Dr. Nelson, who joined the Johns Hopkins faculty in 1992, is a Professor of Oncology, Urology, Pharmacology, Medicine, Pathology and Radiation Oncology. He specializes in the treatment and research of prostate cancer.
Nationally Recognized Physician-Scientist
Dr. Nelson is a recognized leader in translational research for cancer. Along with fellow Johns Hopkins colleagues, he discovered the most common genome alteration in prostate cancer. The discovery led to new diagnostic tests for the disease and has fueled interest in new drug discovery and other treatment options, now ongoing at Johns Hopkins.
He was one of three co-chairs of the National Cancer Institute’s Translational Research Working Group, which worked to reengineer translational cancer science across the nation, and has been a member of the scientific advisory boards of several companies focused on the development of new technologies and treatments for human cancer, a member of the American Association of Cancer Research’s Board of Directors, President of the National Coalition for Cancer Research, and a member of the Scientific Advisory Board of the Prostate Cancer Foundation.

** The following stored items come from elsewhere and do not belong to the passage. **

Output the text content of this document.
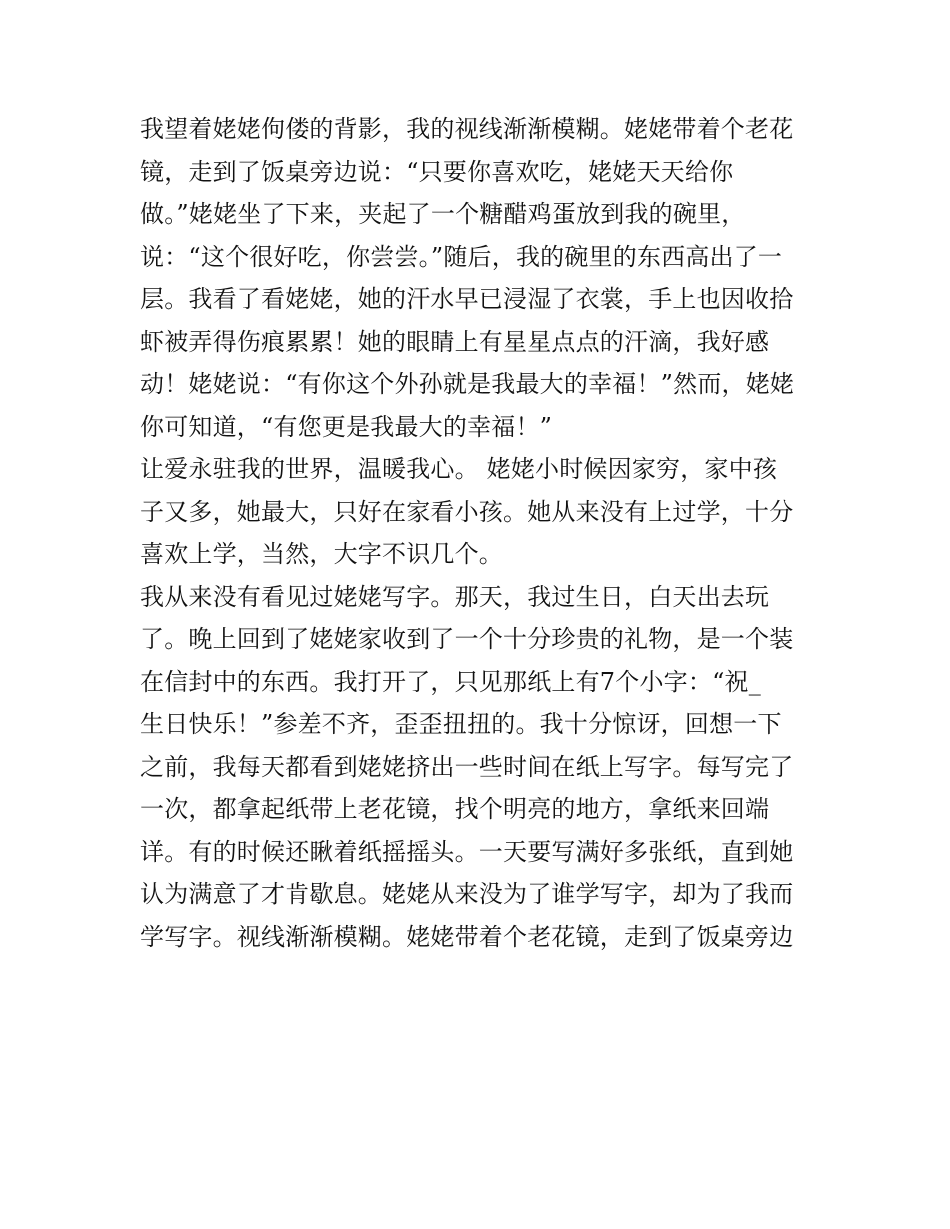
我望着姥姥佝偻的背影，我的视线渐渐模糊。姥姥带着个老花
镜，走到了饭桌旁边说：“只要你喜欢吃，姥姥天天给你
做。”姥姥坐了下来，夹起了一个糖醋鸡蛋放到我的碗里，
说：“这个很好吃，你尝尝。”随后，我的碗里的东西高出了一
层。我看了看姥姥，她的汗水早已浸湿了衣裳，手上也因收拾
虾被弄得伤痕累累！她的眼睛上有星星点点的汗滴，我好感
动！姥姥说：“有你这个外孙就是我最大的幸福！”然而，姥姥
你可知道，“有您更是我最大的幸福！”
让爱永驻我的世界，温暖我心。 姥姥小时候因家穷，家中孩
子又多，她最大，只好在家看小孩。她从来没有上过学，十分
喜欢上学，当然，大字不识几个。
我从来没有看见过姥姥写字。那天，我过生日，白天出去玩
了。晚上回到了姥姥家收到了一个十分珍贵的礼物，是一个装
在信封中的东西。我打开了，只见那纸上有7个小字：“祝_
生日快乐！”参差不齐，歪歪扭扭的。我十分惊讶，回想一下
之前，我每天都看到姥姥挤出一些时间在纸上写字。每写完了
一次，都拿起纸带上老花镜，找个明亮的地方，拿纸来回端
详。有的时候还瞅着纸摇摇头。一天要写满好多张纸，直到她
认为满意了才肯歇息。姥姥从来没为了谁学写字，却为了我而
学写字。视线渐渐模糊。姥姥带着个老花镜，走到了饭桌旁边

At the Sidney Kimmel Comprehensive Cancer Center, Dr. Nelson has served as the Associate Director for Translational Research and the Co-Director of the Prostate Cancer Program, and acts in a leadership role for the National Cancer Institute-funded Howard University Cancer Center-Sidney Kimmel Comprehensive Cancer Center Partnership Program, dedicated to building cancer research capabilities at Howard and to enhancing minority subject recruitment to cancer-research programs at Johns Hopkins.
Education and Training
Dr. Nelson received a bachelor’s degree in Chemistry from Yale University in 1980. In 1987, Dr. Nelson completed his medical degree and Ph.D. training at the Johns Hopkins University School of Medicine, and completed an Internal Medicine residency training and Medical Oncology fellowship at The Johns Hopkins Hospital.

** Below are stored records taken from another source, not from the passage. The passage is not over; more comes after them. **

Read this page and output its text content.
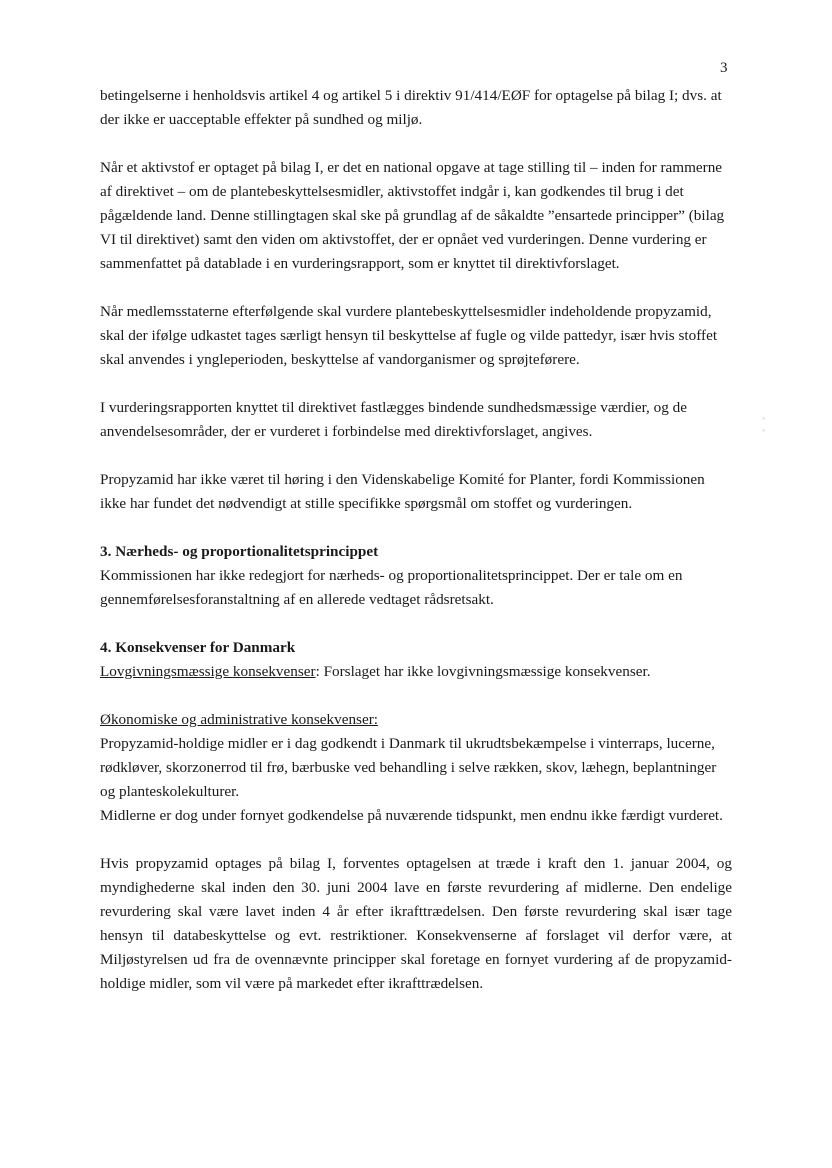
3
◦
◦

betingelserne i henholdsvis artikel 4 og artikel 5 i direktiv 91/414/EØF for optagelse på bilag I; dvs. at der ikke er uacceptable effekter på sundhed og miljø.

Når et aktivstof er optaget på bilag I, er det en national opgave at tage stilling til – inden for rammerne af direktivet – om de plantebeskyttelsesmidler, aktivstoffet indgår i, kan godkendes til brug i det pågældende land. Denne stillingtagen skal ske på grundlag af de såkaldte ”ensartede principper” (bilag VI til direktivet) samt den viden om aktivstoffet, der er opnået ved vurderingen. Denne vurdering er sammenfattet på datablade i en vurderingsrapport, som er knyttet til direktivforslaget.

Når medlemsstaterne efterfølgende skal vurdere plantebeskyttelsesmidler indeholdende propyzamid, skal der ifølge udkastet tages særligt hensyn til beskyttelse af fugle og vilde pattedyr, især hvis stoffet skal anvendes i yngleperioden, beskyttelse af vandorganismer og sprøjteførere.

I vurderingsrapporten knyttet til direktivet fastlægges bindende sundhedsmæssige værdier, og de anvendelsesområder, der er vurderet i forbindelse med direktivforslaget, angives.

Propyzamid har ikke været til høring i den Videnskabelige Komité for Planter, fordi Kommissionen ikke har fundet det nødvendigt at stille specifikke spørgsmål om stoffet og vurderingen.

3. Nærheds- og proportionalitetsprincippet

Kommissionen har ikke redegjort for nærheds- og proportionalitetsprincippet. Der er tale om en gennemførelsesforanstaltning af en allerede vedtaget rådsretsakt.

4. Konsekvenser for Danmark

Lovgivningsmæssige konsekvenser: Forslaget har ikke lovgivningsmæssige konsekvenser.

Økonomiske og administrative konsekvenser:

Propyzamid-holdige midler er i dag godkendt i Danmark til ukrudtsbekæmpelse i vinterraps, lucerne, rødkløver, skorzonerrod til frø, bærbuske ved behandling i selve rækken, skov, læhegn, beplantninger og planteskolekulturer.

Midlerne er dog under fornyet godkendelse på nuværende tidspunkt, men endnu ikke færdigt vurderet.

Hvis propyzamid optages på bilag I, forventes optagelsen at træde i kraft den 1. januar 2004, og myndighederne skal inden den 30. juni 2004 lave en første revurdering af midlerne. Den endelige revurdering skal være lavet inden 4 år efter ikrafttrædelsen. Den første revurdering skal især tage hensyn til databeskyttelse og evt. restriktioner. Konsekvenserne af forslaget vil derfor være, at Miljøstyrelsen ud fra de ovennævnte principper skal foretage en fornyet vurdering af de propyzamid-holdige midler, som vil være på markedet efter ikrafttrædelsen.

Initially, Dr. Nelson did not plan to become a physician. Instead, he enrolled at Yale with thoughts of a career in law. But following his graduation, he worked as a laboratory technician with Yale dermatologist and cell biologist Joseph McGuire, an experience that promoted a life-changing commitment to medical research. McGuire, who had begun early clinical trials of retinoid-based drugs for a rare skin disease in children, engaged Dr. Nelson to further decipher the molecular biomarkers of the disease—research based on the field now called proteomics. Dr. Nelson’s interactions with the children on the study and his work in the laboratory set him on course for a career in medicine and scientific discovery.
Early Years and Family
Dr. Nelson was born in Philadelphia but raised in Town & Country, Missouri, where he was elected to his high school’s hall of fame along with Stone Phillips of Dateline NBC fame. He is one of four boys born to William Nelson, an economist and software CEO, and Linda Nelson, a behavioral scientist. Dr. Nelson resides in Baltimore with Julia Ro, who works in film and video, and has two grown daughters, Kate, a graduate of Yale University who works for Teach for America in Los Angeles, and Sara, a sophomore at Johns Hopkins.